By contrast, Barbara Walter feels this is the worst possible outcome as

“(a) neither side has incentives to compromise at this point, and (b) even if they do have incentives to accept a compromise, it would be enforceable over time only with a significant commitment of outside peacekeepers – something no country will be willing to commit. Pursuing a diplomatic solution, therefore, is simply kicking the can down the road.”

Roland Paris offers a potential bridge between the divide between Fortna and Walter. He would like a regional solution and sees the most desirable outcome as a

“negotiated solution brokered by the Arab League, supported by a contact group that includes UN permanent members plus Turkey.

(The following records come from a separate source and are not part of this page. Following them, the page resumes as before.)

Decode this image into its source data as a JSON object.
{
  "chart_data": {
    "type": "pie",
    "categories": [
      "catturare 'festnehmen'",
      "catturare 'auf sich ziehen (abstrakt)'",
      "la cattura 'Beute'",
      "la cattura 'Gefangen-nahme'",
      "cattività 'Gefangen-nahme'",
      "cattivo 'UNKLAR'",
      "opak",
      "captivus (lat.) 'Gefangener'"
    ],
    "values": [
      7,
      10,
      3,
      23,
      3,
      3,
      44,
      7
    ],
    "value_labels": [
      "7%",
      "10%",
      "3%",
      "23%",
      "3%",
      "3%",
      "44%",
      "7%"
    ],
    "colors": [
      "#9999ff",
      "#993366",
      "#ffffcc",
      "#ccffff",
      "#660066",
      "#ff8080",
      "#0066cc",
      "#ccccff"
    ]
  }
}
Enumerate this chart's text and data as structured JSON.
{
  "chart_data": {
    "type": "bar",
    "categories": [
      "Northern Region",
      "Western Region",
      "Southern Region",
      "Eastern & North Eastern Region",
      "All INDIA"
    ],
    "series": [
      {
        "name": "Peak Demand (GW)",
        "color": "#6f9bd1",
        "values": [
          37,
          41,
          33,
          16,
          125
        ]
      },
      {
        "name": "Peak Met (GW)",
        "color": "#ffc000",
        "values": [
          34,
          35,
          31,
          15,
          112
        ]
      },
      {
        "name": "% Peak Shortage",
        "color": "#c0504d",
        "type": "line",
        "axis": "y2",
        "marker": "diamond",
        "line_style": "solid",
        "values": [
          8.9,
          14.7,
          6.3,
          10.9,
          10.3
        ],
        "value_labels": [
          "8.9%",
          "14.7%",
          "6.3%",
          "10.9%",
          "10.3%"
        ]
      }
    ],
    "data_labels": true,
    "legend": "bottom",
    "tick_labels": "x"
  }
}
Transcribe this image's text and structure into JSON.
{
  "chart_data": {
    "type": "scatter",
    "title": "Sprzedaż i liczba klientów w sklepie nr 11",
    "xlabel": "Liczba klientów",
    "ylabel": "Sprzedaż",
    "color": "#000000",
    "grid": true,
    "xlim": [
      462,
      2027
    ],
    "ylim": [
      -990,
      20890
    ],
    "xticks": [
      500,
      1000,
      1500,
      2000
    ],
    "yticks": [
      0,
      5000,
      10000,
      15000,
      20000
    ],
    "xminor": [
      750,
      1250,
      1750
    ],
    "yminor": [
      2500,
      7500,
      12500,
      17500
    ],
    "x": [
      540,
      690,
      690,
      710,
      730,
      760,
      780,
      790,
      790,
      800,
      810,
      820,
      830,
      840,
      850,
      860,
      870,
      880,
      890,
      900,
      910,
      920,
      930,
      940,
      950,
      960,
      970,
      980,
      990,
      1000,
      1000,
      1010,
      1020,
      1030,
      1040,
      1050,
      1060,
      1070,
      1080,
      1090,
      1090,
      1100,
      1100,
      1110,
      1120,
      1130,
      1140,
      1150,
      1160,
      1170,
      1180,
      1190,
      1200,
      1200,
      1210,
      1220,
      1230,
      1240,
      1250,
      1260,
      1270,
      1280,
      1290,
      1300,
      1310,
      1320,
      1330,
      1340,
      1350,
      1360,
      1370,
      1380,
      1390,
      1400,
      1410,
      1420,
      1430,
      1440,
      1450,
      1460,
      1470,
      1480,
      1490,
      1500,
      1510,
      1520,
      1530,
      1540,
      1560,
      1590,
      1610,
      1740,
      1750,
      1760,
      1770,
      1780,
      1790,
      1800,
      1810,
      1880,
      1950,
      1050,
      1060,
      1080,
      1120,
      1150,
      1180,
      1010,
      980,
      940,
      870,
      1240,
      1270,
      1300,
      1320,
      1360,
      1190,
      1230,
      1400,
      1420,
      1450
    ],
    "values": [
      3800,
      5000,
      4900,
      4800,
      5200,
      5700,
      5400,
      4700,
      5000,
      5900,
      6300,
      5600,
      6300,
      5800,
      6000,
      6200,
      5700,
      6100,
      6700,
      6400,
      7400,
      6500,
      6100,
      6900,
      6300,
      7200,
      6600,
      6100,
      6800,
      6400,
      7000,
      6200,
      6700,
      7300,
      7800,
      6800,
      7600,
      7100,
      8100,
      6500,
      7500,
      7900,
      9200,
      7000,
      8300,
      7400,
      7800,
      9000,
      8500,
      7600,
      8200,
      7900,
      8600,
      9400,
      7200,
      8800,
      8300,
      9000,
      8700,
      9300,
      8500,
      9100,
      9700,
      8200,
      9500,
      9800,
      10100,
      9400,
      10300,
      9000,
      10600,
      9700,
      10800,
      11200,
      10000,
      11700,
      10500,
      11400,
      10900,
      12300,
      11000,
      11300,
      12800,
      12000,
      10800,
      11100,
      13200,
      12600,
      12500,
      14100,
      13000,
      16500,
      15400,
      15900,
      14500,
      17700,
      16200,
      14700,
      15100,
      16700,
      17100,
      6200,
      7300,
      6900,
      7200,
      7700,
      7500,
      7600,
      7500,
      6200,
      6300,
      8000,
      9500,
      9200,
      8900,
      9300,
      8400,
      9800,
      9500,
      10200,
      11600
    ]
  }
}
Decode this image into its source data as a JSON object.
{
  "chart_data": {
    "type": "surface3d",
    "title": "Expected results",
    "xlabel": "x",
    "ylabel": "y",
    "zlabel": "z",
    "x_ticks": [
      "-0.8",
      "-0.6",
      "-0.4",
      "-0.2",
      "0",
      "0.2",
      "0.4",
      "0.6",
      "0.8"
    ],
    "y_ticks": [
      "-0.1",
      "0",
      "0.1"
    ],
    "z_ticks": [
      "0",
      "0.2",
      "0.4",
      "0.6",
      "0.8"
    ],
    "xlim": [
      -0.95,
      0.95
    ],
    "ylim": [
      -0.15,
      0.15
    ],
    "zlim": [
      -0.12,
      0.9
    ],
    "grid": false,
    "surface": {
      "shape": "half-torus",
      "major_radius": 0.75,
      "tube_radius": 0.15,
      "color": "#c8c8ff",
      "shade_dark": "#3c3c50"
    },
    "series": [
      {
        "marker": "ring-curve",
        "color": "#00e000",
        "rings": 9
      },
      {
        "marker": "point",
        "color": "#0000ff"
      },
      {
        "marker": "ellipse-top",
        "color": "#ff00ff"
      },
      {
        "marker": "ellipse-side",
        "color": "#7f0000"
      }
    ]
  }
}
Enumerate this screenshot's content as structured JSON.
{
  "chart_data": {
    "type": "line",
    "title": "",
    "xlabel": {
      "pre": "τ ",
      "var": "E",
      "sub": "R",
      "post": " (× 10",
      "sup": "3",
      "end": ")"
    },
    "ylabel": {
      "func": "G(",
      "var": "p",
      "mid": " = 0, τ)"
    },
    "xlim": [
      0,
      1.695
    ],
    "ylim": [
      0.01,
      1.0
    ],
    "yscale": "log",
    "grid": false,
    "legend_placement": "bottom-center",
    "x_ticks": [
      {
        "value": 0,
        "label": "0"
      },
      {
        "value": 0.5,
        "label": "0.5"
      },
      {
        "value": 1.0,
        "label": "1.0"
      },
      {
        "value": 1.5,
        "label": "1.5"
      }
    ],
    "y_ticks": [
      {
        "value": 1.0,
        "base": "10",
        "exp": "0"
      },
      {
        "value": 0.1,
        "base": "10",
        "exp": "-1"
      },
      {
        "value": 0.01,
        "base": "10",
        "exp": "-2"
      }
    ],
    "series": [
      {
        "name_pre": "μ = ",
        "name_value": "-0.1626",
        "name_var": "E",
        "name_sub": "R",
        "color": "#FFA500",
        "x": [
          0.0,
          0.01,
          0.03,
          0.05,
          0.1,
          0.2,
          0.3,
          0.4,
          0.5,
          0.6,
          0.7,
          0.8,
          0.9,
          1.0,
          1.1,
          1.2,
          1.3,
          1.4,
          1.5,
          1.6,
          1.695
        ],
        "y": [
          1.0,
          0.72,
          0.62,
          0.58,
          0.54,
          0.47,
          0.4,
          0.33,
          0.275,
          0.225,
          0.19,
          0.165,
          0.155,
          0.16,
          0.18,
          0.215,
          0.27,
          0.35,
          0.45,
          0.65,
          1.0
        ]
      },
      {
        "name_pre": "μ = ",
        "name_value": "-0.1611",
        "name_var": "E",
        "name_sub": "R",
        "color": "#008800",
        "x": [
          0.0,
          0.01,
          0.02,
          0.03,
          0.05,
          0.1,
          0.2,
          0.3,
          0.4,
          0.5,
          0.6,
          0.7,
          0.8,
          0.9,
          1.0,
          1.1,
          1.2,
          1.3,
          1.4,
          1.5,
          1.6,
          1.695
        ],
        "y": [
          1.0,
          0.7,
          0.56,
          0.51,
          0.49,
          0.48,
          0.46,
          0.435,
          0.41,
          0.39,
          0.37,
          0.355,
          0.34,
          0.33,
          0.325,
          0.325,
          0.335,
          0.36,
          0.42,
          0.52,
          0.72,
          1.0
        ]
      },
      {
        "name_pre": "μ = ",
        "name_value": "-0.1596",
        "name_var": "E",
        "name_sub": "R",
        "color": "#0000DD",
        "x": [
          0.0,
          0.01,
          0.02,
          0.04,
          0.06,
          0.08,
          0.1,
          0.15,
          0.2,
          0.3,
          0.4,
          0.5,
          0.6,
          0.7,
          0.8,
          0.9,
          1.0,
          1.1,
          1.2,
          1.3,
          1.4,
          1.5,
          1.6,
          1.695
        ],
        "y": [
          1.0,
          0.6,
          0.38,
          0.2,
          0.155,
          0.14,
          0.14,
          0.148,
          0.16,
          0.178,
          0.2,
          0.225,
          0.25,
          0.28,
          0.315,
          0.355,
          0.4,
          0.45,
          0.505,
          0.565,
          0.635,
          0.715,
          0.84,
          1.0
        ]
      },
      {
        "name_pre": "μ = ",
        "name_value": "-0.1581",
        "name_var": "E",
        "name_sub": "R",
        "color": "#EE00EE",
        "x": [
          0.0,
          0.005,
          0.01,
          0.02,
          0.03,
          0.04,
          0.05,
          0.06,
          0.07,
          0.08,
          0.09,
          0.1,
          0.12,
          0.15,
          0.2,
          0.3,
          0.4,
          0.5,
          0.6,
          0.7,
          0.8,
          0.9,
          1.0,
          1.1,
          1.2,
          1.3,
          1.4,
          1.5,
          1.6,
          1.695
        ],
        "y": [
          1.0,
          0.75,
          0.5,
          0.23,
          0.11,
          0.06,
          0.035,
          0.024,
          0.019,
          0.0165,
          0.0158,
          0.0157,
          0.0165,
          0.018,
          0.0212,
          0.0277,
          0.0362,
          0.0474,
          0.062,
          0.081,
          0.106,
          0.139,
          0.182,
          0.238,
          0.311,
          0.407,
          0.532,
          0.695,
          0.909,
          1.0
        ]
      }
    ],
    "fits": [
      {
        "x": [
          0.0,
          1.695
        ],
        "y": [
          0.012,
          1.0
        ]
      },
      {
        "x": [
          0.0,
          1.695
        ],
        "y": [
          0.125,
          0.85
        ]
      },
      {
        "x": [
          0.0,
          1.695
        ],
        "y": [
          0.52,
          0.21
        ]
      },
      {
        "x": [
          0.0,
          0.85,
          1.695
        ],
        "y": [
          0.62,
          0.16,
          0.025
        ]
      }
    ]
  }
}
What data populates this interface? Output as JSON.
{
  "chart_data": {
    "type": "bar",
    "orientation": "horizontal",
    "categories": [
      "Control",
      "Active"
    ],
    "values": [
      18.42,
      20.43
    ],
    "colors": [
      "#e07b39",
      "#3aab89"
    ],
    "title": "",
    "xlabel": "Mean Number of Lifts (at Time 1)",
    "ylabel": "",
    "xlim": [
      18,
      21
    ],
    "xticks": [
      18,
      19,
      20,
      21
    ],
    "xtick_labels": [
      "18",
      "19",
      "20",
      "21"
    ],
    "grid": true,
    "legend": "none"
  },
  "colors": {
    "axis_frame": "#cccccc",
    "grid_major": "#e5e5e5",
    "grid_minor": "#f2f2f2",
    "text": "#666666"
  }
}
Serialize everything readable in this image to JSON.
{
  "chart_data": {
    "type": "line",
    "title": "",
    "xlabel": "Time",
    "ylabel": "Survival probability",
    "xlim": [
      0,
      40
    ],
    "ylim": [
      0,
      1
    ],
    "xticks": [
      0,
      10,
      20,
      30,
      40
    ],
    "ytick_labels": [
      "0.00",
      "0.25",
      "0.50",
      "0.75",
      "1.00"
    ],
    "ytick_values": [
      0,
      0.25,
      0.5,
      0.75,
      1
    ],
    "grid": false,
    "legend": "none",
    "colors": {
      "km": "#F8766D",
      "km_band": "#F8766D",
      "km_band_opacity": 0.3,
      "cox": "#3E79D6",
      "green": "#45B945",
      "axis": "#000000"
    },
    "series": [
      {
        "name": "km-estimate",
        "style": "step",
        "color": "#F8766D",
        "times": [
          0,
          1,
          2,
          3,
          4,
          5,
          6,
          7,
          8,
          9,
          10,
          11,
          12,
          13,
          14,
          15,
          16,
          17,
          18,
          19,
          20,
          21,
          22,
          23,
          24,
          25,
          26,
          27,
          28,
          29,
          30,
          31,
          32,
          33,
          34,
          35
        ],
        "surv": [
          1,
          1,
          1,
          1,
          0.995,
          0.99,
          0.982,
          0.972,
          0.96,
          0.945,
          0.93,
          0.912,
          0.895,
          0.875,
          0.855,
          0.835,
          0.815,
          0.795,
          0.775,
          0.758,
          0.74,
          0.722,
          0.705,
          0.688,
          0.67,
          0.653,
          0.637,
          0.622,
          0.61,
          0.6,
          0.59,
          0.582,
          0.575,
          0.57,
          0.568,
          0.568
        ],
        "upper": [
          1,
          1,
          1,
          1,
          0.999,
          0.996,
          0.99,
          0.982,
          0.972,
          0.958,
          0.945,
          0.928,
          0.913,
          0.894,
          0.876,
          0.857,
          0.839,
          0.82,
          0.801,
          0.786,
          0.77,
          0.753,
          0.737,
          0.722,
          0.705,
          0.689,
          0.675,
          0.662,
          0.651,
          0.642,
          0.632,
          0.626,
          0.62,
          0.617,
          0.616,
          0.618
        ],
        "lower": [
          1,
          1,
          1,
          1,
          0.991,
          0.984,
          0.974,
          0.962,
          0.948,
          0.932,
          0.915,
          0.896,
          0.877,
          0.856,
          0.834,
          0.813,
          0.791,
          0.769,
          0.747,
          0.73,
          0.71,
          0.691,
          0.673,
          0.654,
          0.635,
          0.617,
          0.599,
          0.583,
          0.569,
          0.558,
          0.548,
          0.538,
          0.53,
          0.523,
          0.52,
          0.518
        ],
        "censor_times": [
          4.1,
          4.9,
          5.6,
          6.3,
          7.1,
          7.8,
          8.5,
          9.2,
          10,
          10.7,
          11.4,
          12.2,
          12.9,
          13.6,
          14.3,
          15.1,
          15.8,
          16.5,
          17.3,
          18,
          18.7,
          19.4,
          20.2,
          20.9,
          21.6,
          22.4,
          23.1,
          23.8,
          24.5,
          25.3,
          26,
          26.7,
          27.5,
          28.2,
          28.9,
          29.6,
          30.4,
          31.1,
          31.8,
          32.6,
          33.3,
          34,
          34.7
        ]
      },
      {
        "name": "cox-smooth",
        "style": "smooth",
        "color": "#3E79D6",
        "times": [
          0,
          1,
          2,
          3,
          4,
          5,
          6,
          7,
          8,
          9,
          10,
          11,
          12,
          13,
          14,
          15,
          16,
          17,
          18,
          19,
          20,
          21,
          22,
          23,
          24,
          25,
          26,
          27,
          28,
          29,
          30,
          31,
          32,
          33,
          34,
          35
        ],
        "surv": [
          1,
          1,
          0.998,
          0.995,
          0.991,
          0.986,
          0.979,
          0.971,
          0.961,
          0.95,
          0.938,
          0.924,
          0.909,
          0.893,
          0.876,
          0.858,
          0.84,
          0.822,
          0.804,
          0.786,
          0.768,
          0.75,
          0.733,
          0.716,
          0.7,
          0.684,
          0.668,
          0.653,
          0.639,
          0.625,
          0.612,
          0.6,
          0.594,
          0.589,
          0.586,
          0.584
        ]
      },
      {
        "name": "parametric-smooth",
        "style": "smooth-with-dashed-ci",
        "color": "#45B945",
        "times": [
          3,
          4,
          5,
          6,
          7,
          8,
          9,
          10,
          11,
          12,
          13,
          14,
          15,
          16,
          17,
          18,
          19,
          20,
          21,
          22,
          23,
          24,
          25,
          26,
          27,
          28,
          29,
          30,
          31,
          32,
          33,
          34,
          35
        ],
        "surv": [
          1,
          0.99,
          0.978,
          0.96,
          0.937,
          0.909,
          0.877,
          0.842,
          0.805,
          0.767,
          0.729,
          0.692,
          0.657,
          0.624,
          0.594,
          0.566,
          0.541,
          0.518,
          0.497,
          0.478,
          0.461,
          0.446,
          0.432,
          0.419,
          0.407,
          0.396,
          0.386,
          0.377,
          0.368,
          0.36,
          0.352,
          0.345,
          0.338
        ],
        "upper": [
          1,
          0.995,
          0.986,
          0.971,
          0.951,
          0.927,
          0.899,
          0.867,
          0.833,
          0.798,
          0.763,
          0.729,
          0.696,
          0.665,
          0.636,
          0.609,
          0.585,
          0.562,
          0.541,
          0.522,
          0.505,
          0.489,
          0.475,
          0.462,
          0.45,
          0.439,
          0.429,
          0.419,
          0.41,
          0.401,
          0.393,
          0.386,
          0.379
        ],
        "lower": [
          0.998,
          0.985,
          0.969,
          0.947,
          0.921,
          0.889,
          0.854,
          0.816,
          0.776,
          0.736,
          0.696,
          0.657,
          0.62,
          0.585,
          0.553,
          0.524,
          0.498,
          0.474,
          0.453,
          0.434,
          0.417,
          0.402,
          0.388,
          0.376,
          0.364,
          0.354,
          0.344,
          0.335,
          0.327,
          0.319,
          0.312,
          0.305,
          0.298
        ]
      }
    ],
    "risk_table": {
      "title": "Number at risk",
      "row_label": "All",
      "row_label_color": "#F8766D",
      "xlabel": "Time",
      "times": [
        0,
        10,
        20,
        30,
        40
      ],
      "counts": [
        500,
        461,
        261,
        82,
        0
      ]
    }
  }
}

To include political roadmap plus a peacekeeping force made up of Arab troops (perhaps a hybrid UN-Arab League mission).”

And Oliver Kaplan suggests that the international community should focus the most on using wedge strategies toward Assad’s Alawite supporters:

“Perhaps the Opposition Council or international actors can devise an explicit policy to protect Alawites, find a cross-cutting cleavage to exploit, and step up communication with civil society and political leaders to try to provide them reassurance (e.g., that they will benefit in any change in regime)….if such a move works, it could sap support from the government and eventually lead to its defeat.”

Erica Chenoweth also argues that the international community should focus less on arming various actors, and more on separating Assad from his main pillars of support:

“The international community should offer ‘golden parachutes‘ (e.g. money, protection, and immunity) to any regime insiders who wish to leave the country and stop supporting Assad.”

Will Moore was one of only two with the same answer for what should and will happen. Although he changes his answer on who should be the intervener, he argues that, “the UN should intervene with ground troops per chapter VII of the UN Charter.”

What do you think? What should happen? What will happen? We will continue to monitor and offer our opinions. Hopefully, this is not a topic we will revisit next year. If the majority opinion is accurate, however, it very well could be.